The first conventional publication of kyōshi poetry was Kobun teppō zengo shū (Treasures of ancient lie-terature, first and last installments; 1761).

=== Notable Pioneers ===
Two pioneers that played a significant role in the birth and development of kyōshi were Ōta Nanpo (1749–1823) in Edo an Dōmyaku Sensei (1752–1801) in Kyoto.

Nanpo, who published Neboke Sensei bunshū shohen (Master Groggy's literary collection, part the first, 1767), gained popularity for his comical style and literary parodies. Dōmyaku Sensei, who published Taihei gafu (Ballads for an age of great tranquility, 1769), was recognized for his social criticism and satire.

The contribution of both their publications strongly established the two poets' reputations as experts of the literary genre and contributed to a small collection of kyōshi 'classics'.

==== To Master Groggy, from Afar ====
Below is kyōshi written by Dōmyaku Sensei from Taihei gafu, addressed to Ōta Nanpo:

Priests make a brothel's flushest clients;

Among buddhas, Zuigu is foremost.

But I get a chilly reception at all the teahouses;

My bills have piled into mountains.

Pleasures and reprimands jointly accumulate;

Relatives hold solemn family council to debate my case.

But I head straight for the brothels, make the long

nights fly by-

Even by breakfast, I'm still not home.

The day I'm disowned, whenever that may be,

I'll make my way to the East.

Just as I reached the last word in looniness

I happened to make the acquaintance of Master Groggy.

(Marcus, 26)

== Purpose ==
Throughout the early eighteenth century, there was little opportunity for poets and followers of the Ogyū Sorai school to express discontent with contemporary society and politics other than through conventional and elegant Chinese poetry. As a result, an alternate approach had developed and the mindset of a "mad person" (kyōsha) would emerge as the foundation for kyōshi.

Kyōshi poetry was used by the poets Ōta Nanpo and Dōmyaku Sensei as a way to express discontent with contemporary society. Additionally, during the late eighteenth century, samurai who considered themselves "mad", used kyōshi as forms of expression.

As collections of kyōshi were published, it became more clear that the primary intent of kyōshi was to loosely conform to formal poetic requirements while portraying satirical parodies of contemporary Japanese life with the use of slang and/or obscenity.

== Development ==
The majority kyōshi's development occurred during the eighteenth century, serving as an expression of the last periods of the Tokugawa Rule.

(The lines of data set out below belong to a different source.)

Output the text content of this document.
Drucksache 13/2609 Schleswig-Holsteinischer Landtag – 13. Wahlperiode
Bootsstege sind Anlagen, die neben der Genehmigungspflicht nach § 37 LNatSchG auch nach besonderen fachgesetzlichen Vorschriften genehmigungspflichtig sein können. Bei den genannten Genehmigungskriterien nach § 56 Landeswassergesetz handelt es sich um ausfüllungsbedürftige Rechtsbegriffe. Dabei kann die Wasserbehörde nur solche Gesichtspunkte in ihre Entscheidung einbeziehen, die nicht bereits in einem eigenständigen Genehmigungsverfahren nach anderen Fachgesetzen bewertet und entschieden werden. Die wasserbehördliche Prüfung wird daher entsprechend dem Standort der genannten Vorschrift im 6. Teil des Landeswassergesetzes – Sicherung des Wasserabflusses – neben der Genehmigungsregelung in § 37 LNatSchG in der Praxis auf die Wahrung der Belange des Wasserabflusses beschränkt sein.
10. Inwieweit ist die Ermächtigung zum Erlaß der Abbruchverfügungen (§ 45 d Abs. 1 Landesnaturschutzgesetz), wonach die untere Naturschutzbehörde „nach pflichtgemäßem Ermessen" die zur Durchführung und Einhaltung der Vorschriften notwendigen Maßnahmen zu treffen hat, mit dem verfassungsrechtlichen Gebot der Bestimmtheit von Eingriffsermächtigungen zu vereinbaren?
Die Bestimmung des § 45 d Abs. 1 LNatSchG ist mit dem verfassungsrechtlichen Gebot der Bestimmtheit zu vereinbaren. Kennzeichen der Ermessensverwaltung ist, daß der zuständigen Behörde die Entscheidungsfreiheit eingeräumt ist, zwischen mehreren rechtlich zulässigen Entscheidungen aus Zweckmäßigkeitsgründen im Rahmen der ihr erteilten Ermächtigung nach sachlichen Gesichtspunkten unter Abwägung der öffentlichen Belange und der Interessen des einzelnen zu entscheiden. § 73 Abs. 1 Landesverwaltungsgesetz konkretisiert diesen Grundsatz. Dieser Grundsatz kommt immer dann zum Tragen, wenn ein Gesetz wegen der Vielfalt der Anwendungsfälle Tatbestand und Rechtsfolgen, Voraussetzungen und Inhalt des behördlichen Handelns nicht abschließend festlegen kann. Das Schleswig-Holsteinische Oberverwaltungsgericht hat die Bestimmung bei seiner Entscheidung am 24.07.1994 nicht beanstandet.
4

A result of the later Edo period, kyōshi was published in large quantity while authors and poets began the early development of "schools".

By the 1720s, kyōshi was on obvious genre unto itself and further, the publishment of Nanpo and Dōmyaku Sensei's kyōshi collections served as a fundamental step in the dissemination of the poetic style.

There was a brief resurgence in the 1880s after kyōshi poets discovered new and useful content for their art within discrepancies of the new Meiji order however, by the nineteenth century, preference for conventional waka and kanshi poetry was re-established, and kyōshi was ultimately discarded as a poetic style.